At the top of the list is Social Security, which has become ever-more important as the private sector has failed to provide adequate retirement benefits. Instead, the financial sector has taken savings and assets meant for retirement and turned it into debt to be paid, NOW or else. They have taken educational opportunity and turned it into decades-long student debt. They have underfunded and undermined defined benefit retirement plans, shifted all risk and responsibility to workers in deferred compensation plans, and flat-out denounced their own participation in their employees’ future economic security.

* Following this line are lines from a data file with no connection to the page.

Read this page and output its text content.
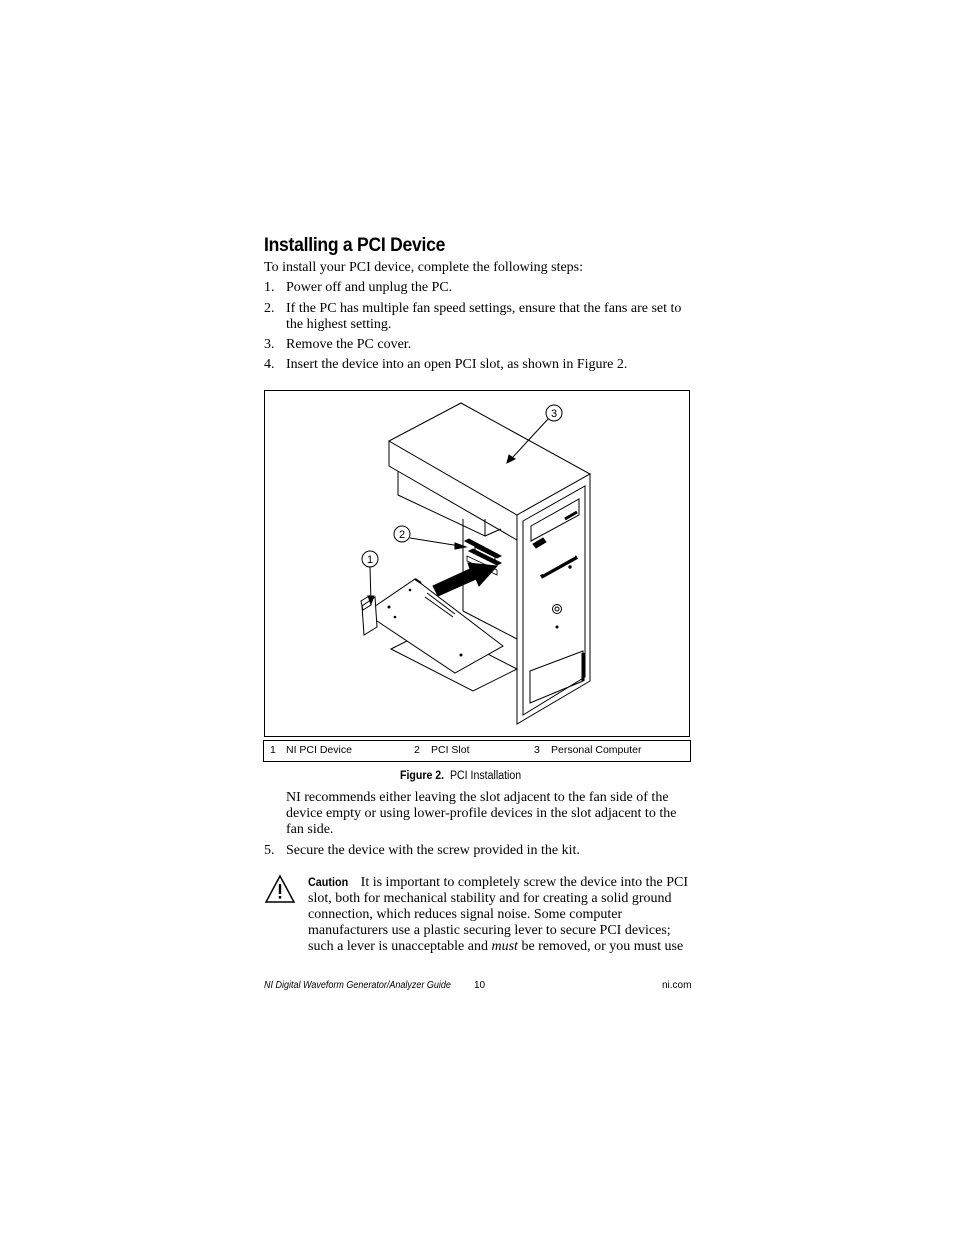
Installing a PCI Device
To install your PCI device, complete the following steps:
1. Power off and unplug the PC.
2. If the PC has multiple fan speed settings, ensure that the fans are set to the highest setting.
3. Remove the PC cover.
4. Insert the device into an open PCI slot, as shown in Figure 2.
1
2
3
1 NI PCI Device	2 PCI Slot	3 Personal Computer
Figure 2. PCI Installation
NI recommends either leaving the slot adjacent to the fan side of the device empty or using lower-profile devices in the slot adjacent to the fan side.
5. Secure the device with the screw provided in the kit.
Caution It is important to completely screw the device into the PCI slot, both for mechanical stability and for creating a solid ground connection, which reduces signal noise. Some computer manufacturers use a plastic securing lever to secure PCI devices; such a lever is unacceptable and must be removed, or you must use
NI Digital Waveform Generator/Analyzer Guide 10	ni.com
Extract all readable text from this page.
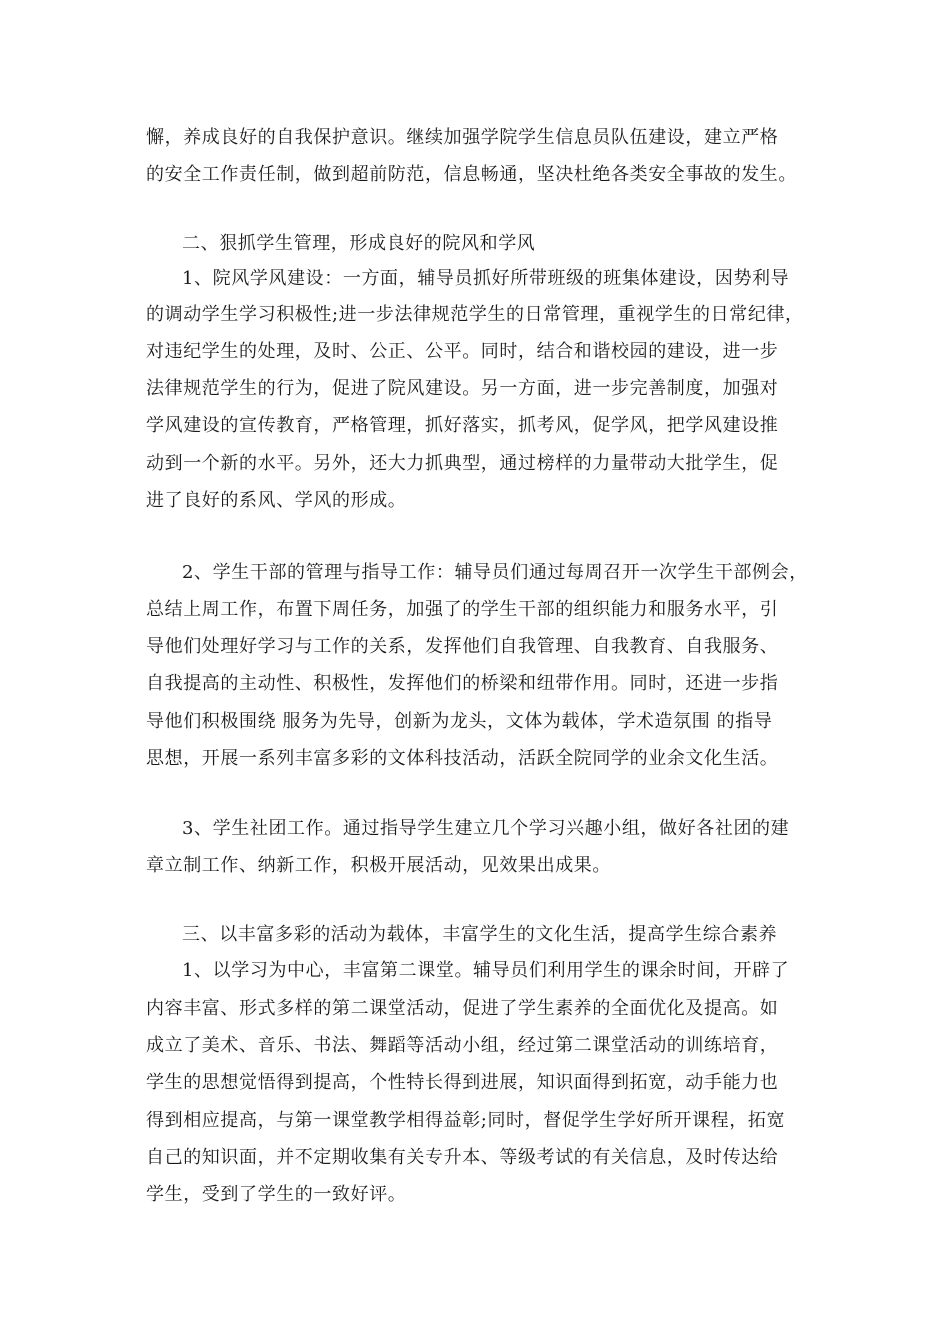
懈，养成良好的自我保护意识。继续加强学院学生信息员队伍建设，建立严格
的安全工作责任制，做到超前防范，信息畅通，坚决杜绝各类安全事故的发生。
二、狠抓学生管理，形成良好的院风和学风
1、院风学风建设：一方面，辅导员抓好所带班级的班集体建设，因势利导
的调动学生学习积极性;进一步法律规范学生的日常管理，重视学生的日常纪律，
对违纪学生的处理，及时、公正、公平。同时，结合和谐校园的建设，进一步
法律规范学生的行为，促进了院风建设。另一方面，进一步完善制度，加强对
学风建设的宣传教育，严格管理，抓好落实，抓考风，促学风，把学风建设推
动到一个新的水平。另外，还大力抓典型，通过榜样的力量带动大批学生，促
进了良好的系风、学风的形成。
2、学生干部的管理与指导工作：辅导员们通过每周召开一次学生干部例会，
总结上周工作，布置下周任务，加强了的学生干部的组织能力和服务水平，引
导他们处理好学习与工作的关系，发挥他们自我管理、自我教育、自我服务、
自我提高的主动性、积极性，发挥他们的桥梁和纽带作用。同时，还进一步指
导他们积极围绕 服务为先导，创新为龙头，文体为载体，学术造氛围 的指导
思想，开展一系列丰富多彩的文体科技活动，活跃全院同学的业余文化生活。
3、学生社团工作。通过指导学生建立几个学习兴趣小组，做好各社团的建
章立制工作、纳新工作，积极开展活动，见效果出成果。
三、以丰富多彩的活动为载体，丰富学生的文化生活，提高学生综合素养
1、以学习为中心，丰富第二课堂。辅导员们利用学生的课余时间，开辟了
内容丰富、形式多样的第二课堂活动，促进了学生素养的全面优化及提高。如
成立了美术、音乐、书法、舞蹈等活动小组，经过第二课堂活动的训练培育，
学生的思想觉悟得到提高，个性特长得到进展，知识面得到拓宽，动手能力也
得到相应提高，与第一课堂教学相得益彰;同时，督促学生学好所开课程，拓宽
自己的知识面，并不定期收集有关专升本、等级考试的有关信息，及时传达给
学生，受到了学生的一致好评。
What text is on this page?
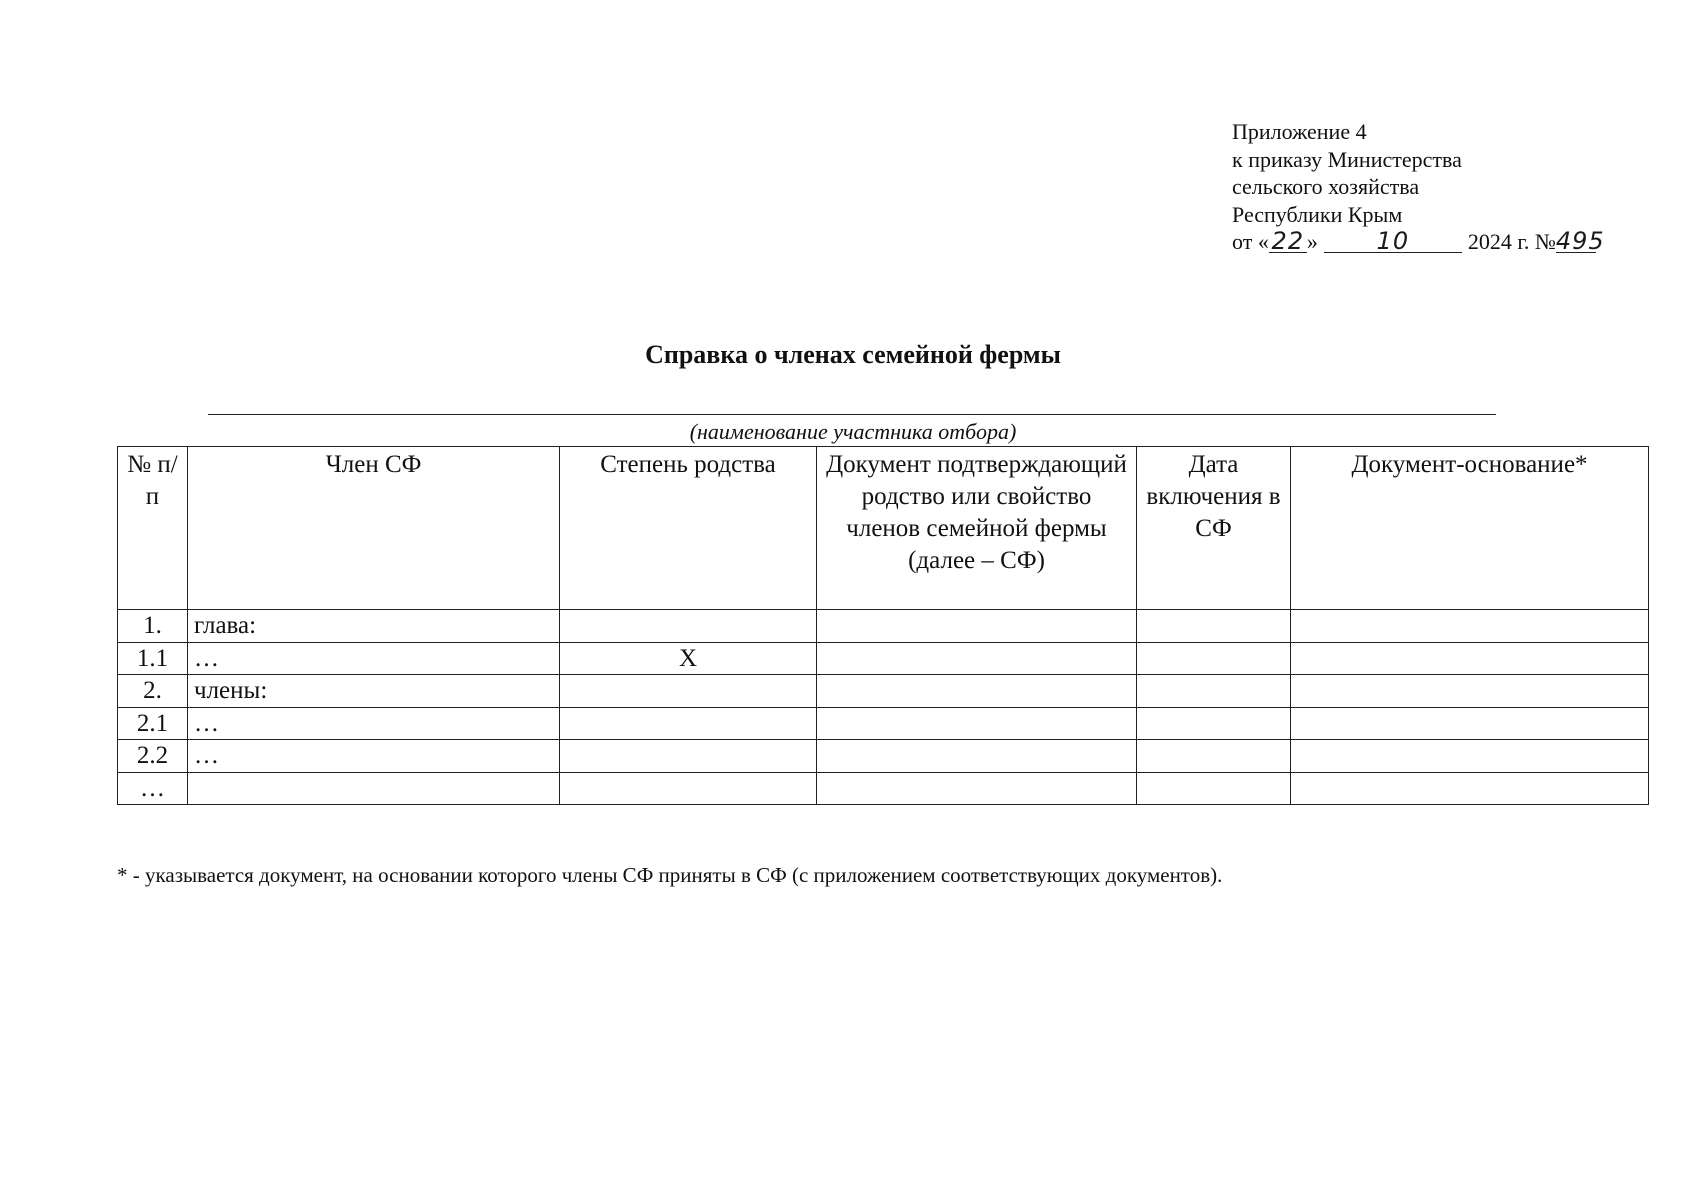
Приложение 4
к приказу Министерства
сельского хозяйства
Республики Крым
от « 22 » 10	2024 г. №495
Справка о членах семейной фермы
(наименование участника отбора)
№ п/п	Член СФ	Степень родства	Документ подтверждающий родство или свойство членов семейной фермы (далее – СФ)	Дата включения в СФ	Документ-основание*
1.	глава:				
1.1	…	Х			
2.	члены:				
2.1	…				
2.2	…				
…					
* - указывается документ, на основании которого члены СФ приняты в СФ (с приложением соответствующих документов).
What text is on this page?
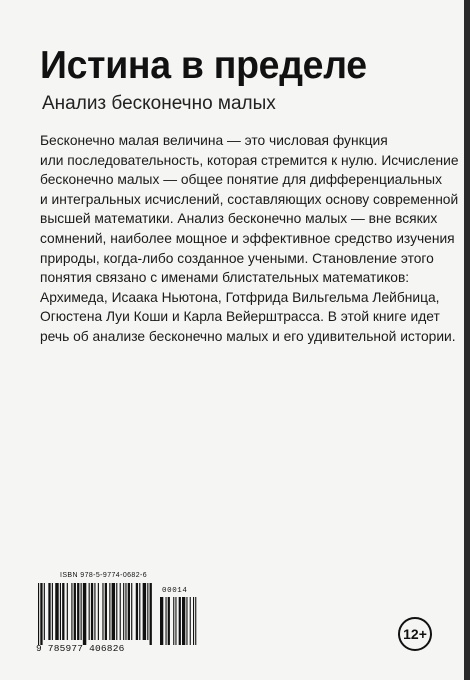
Истина в пределе
Анализ бесконечно малых
Бесконечно малая величина — это числовая функция
или последовательность, которая стремится к нулю. Исчисление
бесконечно малых — общее понятие для дифференциальных
и интегральных исчислений, составляющих основу современной
высшей математики. Анализ бесконечно малых — вне всяких
сомнений, наиболее мощное и эффективное средство изучения
природы, когда-либо созданное учеными. Становление этого
понятия связано с именами блистательных математиков:
Архимеда, Исаака Ньютона, Готфрида Вильгельма Лейбница,
Огюстена Луи Коши и Карла Вейерштрасса. В этой книге идет
речь об анализе бесконечно малых и его удивительной истории.
ISBN 978-5-9774-0682-6
00014
9 785977 406826
12+
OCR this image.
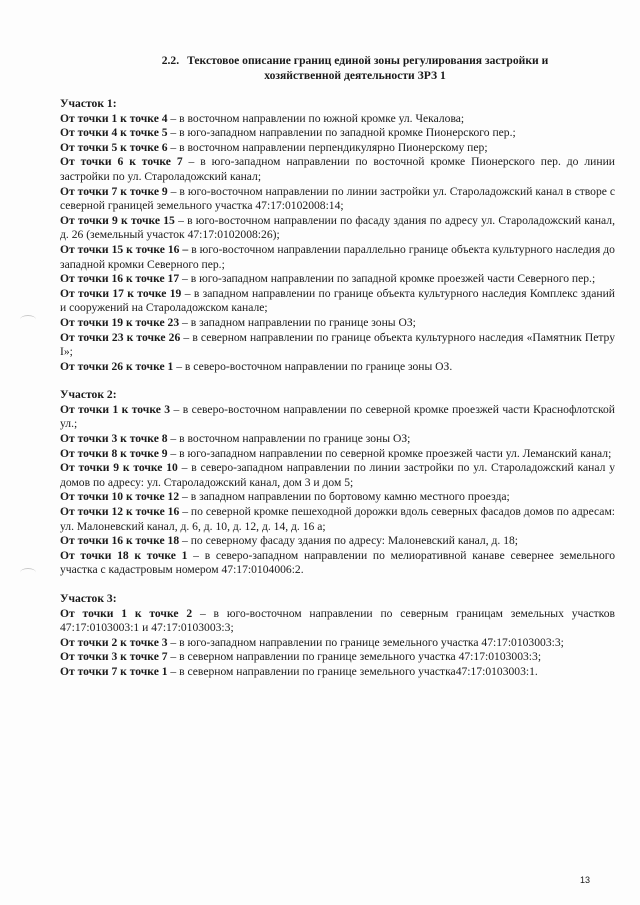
2.2. Текстовое описание границ единой зоны регулирования застройки и
хозяйственной деятельности ЗРЗ 1

Участок 1:

От точки 1 к точке 4 – в восточном направлении по южной кромке ул. Чекалова;

От точки 4 к точке 5 – в юго-западном направлении по западной кромке Пионерского пер.;

От точки 5 к точке 6 – в восточном направлении перпендикулярно Пионерскому пер;

От точки 6 к точке 7 – в юго-западном направлении по восточной кромке Пионерского пер. до линии застройки по ул. Староладожский канал;

От точки 7 к точке 9 – в юго-восточном направлении по линии застройки ул. Староладожский канал в створе с северной границей земельного участка 47:17:0102008:14;

От точки 9 к точке 15 – в юго-восточном направлении по фасаду здания по адресу ул. Староладожский канал, д. 26 (земельный участок 47:17:0102008:26);

От точки 15 к точке 16 – в юго-восточном направлении параллельно границе объекта культурного наследия до западной кромки Северного пер.;

От точки 16 к точке 17 – в юго-западном направлении по западной кромке проезжей части Северного пер.;

От точки 17 к точке 19 – в западном направлении по границе объекта культурного наследия Комплекс зданий и сооружений на Староладожском канале;

От точки 19 к точке 23 – в западном направлении по границе зоны ОЗ;

От точки 23 к точке 26 – в северном направлении по границе объекта культурного наследия «Памятник Петру I»;

От точки 26 к точке 1 – в северо-восточном направлении по границе зоны ОЗ.

Участок 2:

От точки 1 к точке 3 – в северо-восточном направлении по северной кромке проезжей части Краснофлотской ул.;

От точки 3 к точке 8 – в восточном направлении по границе зоны ОЗ;

От точки 8 к точке 9 – в юго-западном направлении по северной кромке проезжей части ул. Леманский канал;

От точки 9 к точке 10 – в северо-западном направлении по линии застройки по ул. Староладожский канал у домов по адресу: ул. Староладожский канал, дом 3 и дом 5;

От точки 10 к точке 12 – в западном направлении по бортовому камню местного проезда;

От точки 12 к точке 16 – по северной кромке пешеходной дорожки вдоль северных фасадов домов по адресам: ул. Малоневский канал, д. 6, д. 10, д. 12, д. 14, д. 16 а;

От точки 16 к точке 18 – по северному фасаду здания по адресу: Малоневский канал, д. 18;

От точки 18 к точке 1 – в северо-западном направлении по мелиоративной канаве севернее земельного участка с кадастровым номером 47:17:0104006:2.

Участок 3:

От точки 1 к точке 2 – в юго-восточном направлении по северным границам земельных участков 47:17:0103003:1 и 47:17:0103003:3;

От точки 2 к точке 3 – в юго-западном направлении по границе земельного участка 47:17:0103003:3;

От точки 3 к точке 7 – в северном направлении по границе земельного участка 47:17:0103003:3;

От точки 7 к точке 1 – в северном направлении по границе земельного участка47:17:0103003:1.

13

So we need Social Security now more than ever. And now that the Social Security FICA tax holiday is over, we should demand incremental increases in benefits. We don’t need to get caught up in the 75 year actuarial horizon, or the “we are going to run out of money in 20 years.” First of all, these projections are on such a long timeline they are largely guesswork. Secondly, no other government program operates with those strictures — all the rest are financed by taxes and by debt. Thirdly, the money is there — $2.6 trillion in the Social Security Trust Fund. We are paying for Social Security, so let’s get some more mileage out of it. Here are some proposals:

• Change the COLA formula to CPI-E, to accurately reflect inflation for seniors (E stands for elderly)
• Extend student benefits from age 18 to age 22. We used to do this, and it was taken away at the start of the Reagan administration.
• Treat same-sex couples the same as heterosexual married couples.
• Increase the base payment to 100 percent of the first $791 of average indexed monthly earnings.
• Decrease the number of years in the formula for benefits from 35 to 30 years. The average number of years for women is 32, meaning that many receive three big “0”s in calculating their benefits. Dropping the number of years to 30 would zero out those zeros.
• Scrap the payroll cap on Social Security, so rich CEOs pay their 6.2 percent just like the minimum wage worker does.
• Invest the Social Security surplus in state and local bonds. That would stimulate infrastructure development in the states, and get the Social Security money away from Boehner’s hands, or whoever else wants to run off with it.

There is a lot more we should do. And there is legislation for many of these proposals. Let’s shift the rhetoric and the negotiations to our side, and actually make some progress in 2013. These congresspeople, these senators, the president — we have to make them work for us. It’s a lot better than playing defense.